Le lieu de sépulture des trois hommes resta longtemps ignoré et la légende veut qu'il ait été dévoilé en 556 par un ange à Lupicien. Une petite chapelle fut alors élevée juste au-dessus qu'Enguerrand de Boves fit remplacer par une église romane vers 1105. Cette dernière fut agrandie puis reconstruite à la fin du 15ème siècle, début du 16ème siècle pour nous donner l'église actuelle.
Jugée "indigne" d'abriter le tombeau des trois martyrs (il est vrai que son architecture n'offre rien de remarquable), les architectes Henry et Georges Antoine présentèrent au début du 20ème siècle, les plans, assez ambitieux, d'un nouvel édifice pour la remplacer. Le nouvel édifice devait s'élever selon un autre axe, perpendiculairement à l'ancienne église et orienté nord/sud ; une grande chapelle prolongeait le bras du transept à l'ouest et était destinée à abriter le tombeau. La guerre de 1914/1918 vint stopper net le projet.
Bâtie en pierre sur un soubassement de briques, l'église se compose d'une nef, terminée par un choeur à chevet plat (modernisé -reconstruit ?- peu avant la révolution) ; flanquée au nord par un collatéral.
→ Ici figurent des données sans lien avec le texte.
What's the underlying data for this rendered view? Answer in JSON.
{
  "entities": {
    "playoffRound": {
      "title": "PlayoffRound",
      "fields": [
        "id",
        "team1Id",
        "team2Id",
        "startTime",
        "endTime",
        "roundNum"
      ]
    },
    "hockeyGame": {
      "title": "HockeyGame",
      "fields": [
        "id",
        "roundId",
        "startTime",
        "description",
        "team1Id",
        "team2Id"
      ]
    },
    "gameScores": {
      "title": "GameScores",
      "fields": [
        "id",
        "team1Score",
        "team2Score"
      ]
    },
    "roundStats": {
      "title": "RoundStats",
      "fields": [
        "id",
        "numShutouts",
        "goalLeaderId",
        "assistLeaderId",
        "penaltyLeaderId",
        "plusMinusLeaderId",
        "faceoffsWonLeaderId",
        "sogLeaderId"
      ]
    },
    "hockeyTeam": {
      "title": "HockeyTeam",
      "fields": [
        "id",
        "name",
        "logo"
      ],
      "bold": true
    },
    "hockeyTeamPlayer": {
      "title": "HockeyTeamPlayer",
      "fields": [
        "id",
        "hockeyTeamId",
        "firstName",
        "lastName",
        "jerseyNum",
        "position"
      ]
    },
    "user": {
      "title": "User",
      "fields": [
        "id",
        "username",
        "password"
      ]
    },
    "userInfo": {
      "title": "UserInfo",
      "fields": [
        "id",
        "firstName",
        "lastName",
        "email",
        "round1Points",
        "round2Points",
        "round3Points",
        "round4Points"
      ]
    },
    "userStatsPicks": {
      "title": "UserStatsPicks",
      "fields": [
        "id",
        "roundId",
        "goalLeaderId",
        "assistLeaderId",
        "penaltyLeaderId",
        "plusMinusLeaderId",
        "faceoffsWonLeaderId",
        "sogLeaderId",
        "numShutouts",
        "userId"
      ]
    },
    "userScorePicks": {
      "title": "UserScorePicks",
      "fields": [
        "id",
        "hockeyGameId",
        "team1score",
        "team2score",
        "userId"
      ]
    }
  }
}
Si l'extérieur, banal et sans réel intérêt, ne retient guère l'atention, l'intérieur en revanche recèle un riche mobilier.
Outre le mobilier des 18 et 19ème siècles (maître-autel, reliquaires, statues et tableaux), on pourra voir un autel gallo-romain avec des sculptures d'Hercule et de Mars et des déesses Levena et Educa ; une stèle funéraire (copie) mérovingienne représentant un enfant et sa famille (ces pièces archéologiques furent découvertes au cours de fouilles menées dans les années 1860 ; en même temps que le cimetière qui entourait alors l'église était nivelé, l'abbé Messio fit procéder à l'abaissement du sol de l'église à l'intérieur mettant au jour diverses pièces qui furent placées dans l'église).
Dans le choeur, se trouve l'imposant tombeau des saints martyrs.
Dans le choeur, se trouve l'imposant tombeau des saints martyrs.
Exécuté à la fin du 12ème siècle (ou début 13ème) afin d'encourager les pélerinages, il consiste en une grande plate-tombe supportée par 6 piliers à colonnettes engagées reposant sur une dalle sur laquelle existe encore le sarcophage, quoique brisé et vide, qui accueillit les corps des saints (au 9ème siècle, les reliques furent déplacées à Amiens puis dispersées dans les abbayes de Corbie et de Saint-Riquier et à la collégiale de Saint-Quentin).
La plate-tombe compte deux registres iconographiques : les saints sont représentés dans la partie supérieure tandis qu'en-dssous est figurée la décapitation de Fuscien et Victoric en présence de Rictoviare et à côté les deux saints portant leur tête.
En quittant le choeur, on remarquera, insérée dans l'un des piliers, à droite, l'épitaphe remontant à l'époque mérovingienne, vestige de la toute première église.
Enfin les vitraux, dessinés par Gérard Ansart en 1954 retiendrons notre attention ; réalisés par l'atelier amiénois Pasquier, ils relatent l'histoire des trois saints martyrs.